Rev. Thwaites said this will ensure that physical education is no longer “an optional extra, but a necessary part of the school experience." 

"By the end of November, I’m promised that we will have for (the scrutiny of the Ministry of Health) a comprehensive programme for the emphasis on physical education in schools," he noted.

Rev. Thwaites made the announcement during the launch of ‘Caribbean Wellness Day’, at the Ministry of Health’s downtown Kingston offices, on September 3.

Caribbean Wellness Day 2012 will be observed on September 8, under the theme: 'Healthy Schools make Healthy Communities that build Healthy Countries', and is being organised in partnership with the Ministries of Health, and Education, and the National Health Fund (NHF).

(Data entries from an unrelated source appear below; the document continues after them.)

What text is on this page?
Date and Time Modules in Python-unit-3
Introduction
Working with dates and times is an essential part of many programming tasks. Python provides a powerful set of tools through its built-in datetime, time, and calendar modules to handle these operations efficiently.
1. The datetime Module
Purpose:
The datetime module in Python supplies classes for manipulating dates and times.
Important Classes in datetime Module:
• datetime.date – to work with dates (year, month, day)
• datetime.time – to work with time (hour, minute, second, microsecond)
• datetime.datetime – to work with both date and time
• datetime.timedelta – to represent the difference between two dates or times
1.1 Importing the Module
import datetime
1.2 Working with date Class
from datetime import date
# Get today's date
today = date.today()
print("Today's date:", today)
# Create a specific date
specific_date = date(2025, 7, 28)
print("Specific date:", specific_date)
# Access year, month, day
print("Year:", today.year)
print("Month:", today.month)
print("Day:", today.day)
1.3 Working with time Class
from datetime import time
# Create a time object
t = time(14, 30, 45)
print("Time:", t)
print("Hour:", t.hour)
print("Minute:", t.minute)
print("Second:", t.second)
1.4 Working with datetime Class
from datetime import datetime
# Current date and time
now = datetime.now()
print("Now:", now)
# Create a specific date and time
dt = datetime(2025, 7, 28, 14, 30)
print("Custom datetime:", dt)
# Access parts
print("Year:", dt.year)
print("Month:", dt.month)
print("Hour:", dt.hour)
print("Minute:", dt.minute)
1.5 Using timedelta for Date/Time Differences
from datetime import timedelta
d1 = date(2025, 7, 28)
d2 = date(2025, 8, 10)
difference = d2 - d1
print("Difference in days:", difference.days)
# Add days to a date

Meanwhile, the Ministries of Health, and Education have also combined resources in an effort to promote healthy lifestyle practices among all school-aged children across the island.

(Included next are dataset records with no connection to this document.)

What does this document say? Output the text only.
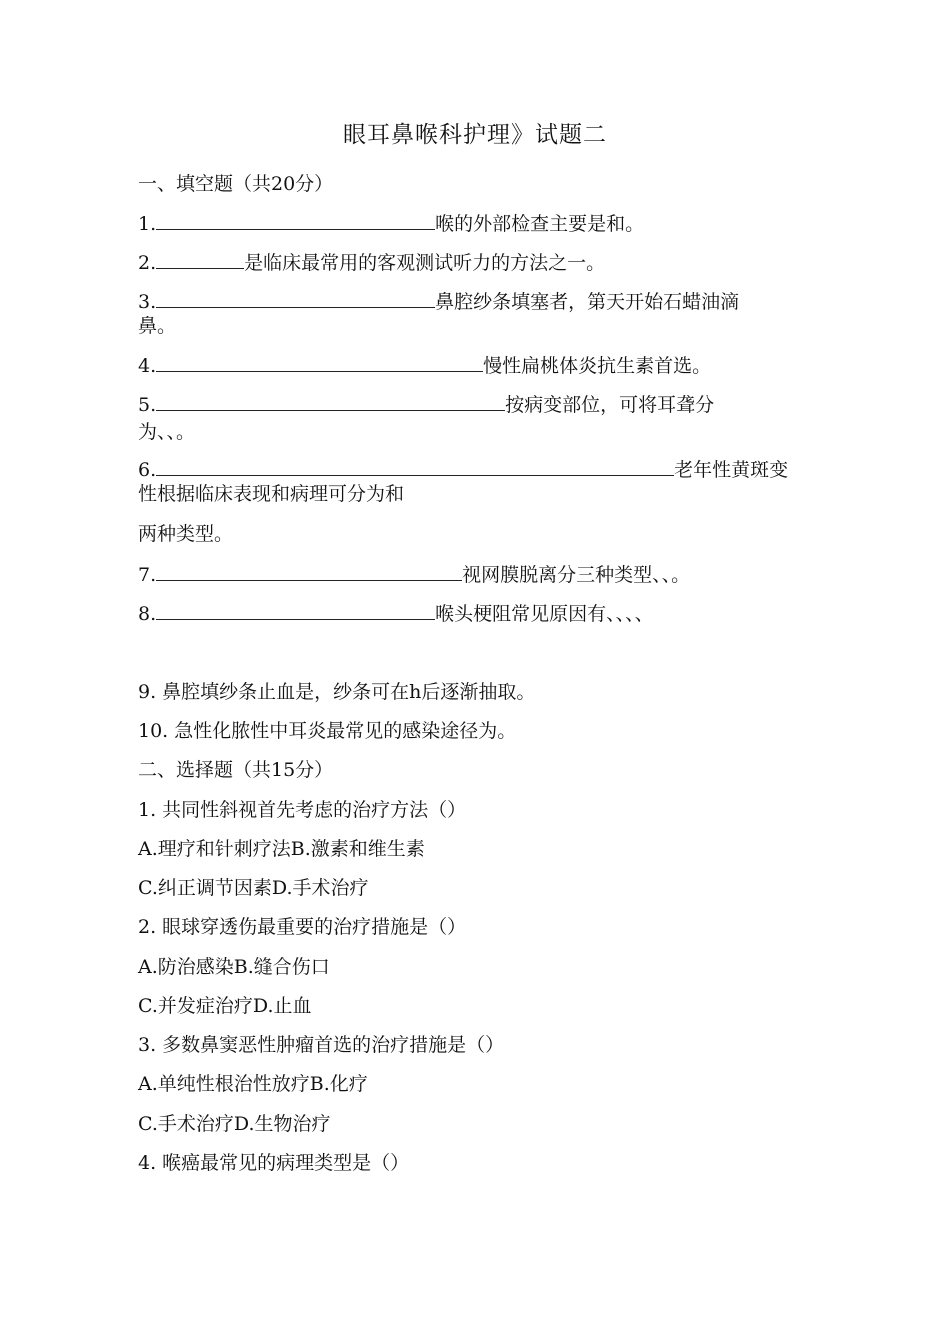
眼耳鼻喉科护理》试题二
一、填空题（共20分）
1.	喉的外部检查主要是和。
2.	是临床最常用的客观测试听力的方法之一。
3.	鼻腔纱条填塞者，第天开始石蜡油滴
鼻。
4.	慢性扁桃体炎抗生素首选。
5.	按病变部位，可将耳聋分
为、、。
6.	老年性黄斑变
性根据临床表现和病理可分为和
两种类型。
7.	视网膜脱离分三种类型、、。
8.	喉头梗阻常见原因有、、、、
9. 鼻腔填纱条止血是，纱条可在h后逐渐抽取。
10. 急性化脓性中耳炎最常见的感染途径为。
二、选择题（共15分）
1. 共同性斜视首先考虑的治疗方法（）
A.理疗和针刺疗法B.激素和维生素
C.纠正调节因素D.手术治疗
2. 眼球穿透伤最重要的治疗措施是（）
A.防治感染B.缝合伤口
C.并发症治疗D.止血
3. 多数鼻窦恶性肿瘤首选的治疗措施是（）
A.单纯性根治性放疗B.化疗
C.手术治疗D.生物治疗
4. 喉癌最常见的病理类型是（）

The programme, which is dubbed the 'Health Promoting Schools Initiative’, is geared towards empowering schools to facilitate healthy choices and the development of healthy behaviour from a young age.

Under the programme, areas to be addressed include nutrition, physical activity, mental health, substance abuse, environmental health, violence and injury prevention, and reproductive health.

Director, Health Promotion and Protection Unit, Dr. Kevin Harvey, informed that childhood obesity is already an epidemic in some countries, and is on the rise in most others, with an estimated 22 million children under five estimated to be overweight worldwide.

He informed that worldwide, obesity in adolescents and children of all ethnicities has increased nearly two-fold over the past 10 years.

Dr. Harvey noted that this is an important health concern for all governments, as childhood and adolescent obesity has both immediate and long-term health impacts.

"Obese youth are more likely to have risk factors for cardiovascular disease, such as high cholesterol or high blood pressure. They are also more likely to become overweight adults and therefore more at risk for associated adult health problems, including heart disease, type-two diabetes, strokes and several types of cancers,” he pointed out.

Dr. Harvey suggested that healthy lifestyle habits, including healthy eating and physical activity, can lower the risk of becoming obese and developing related diseases.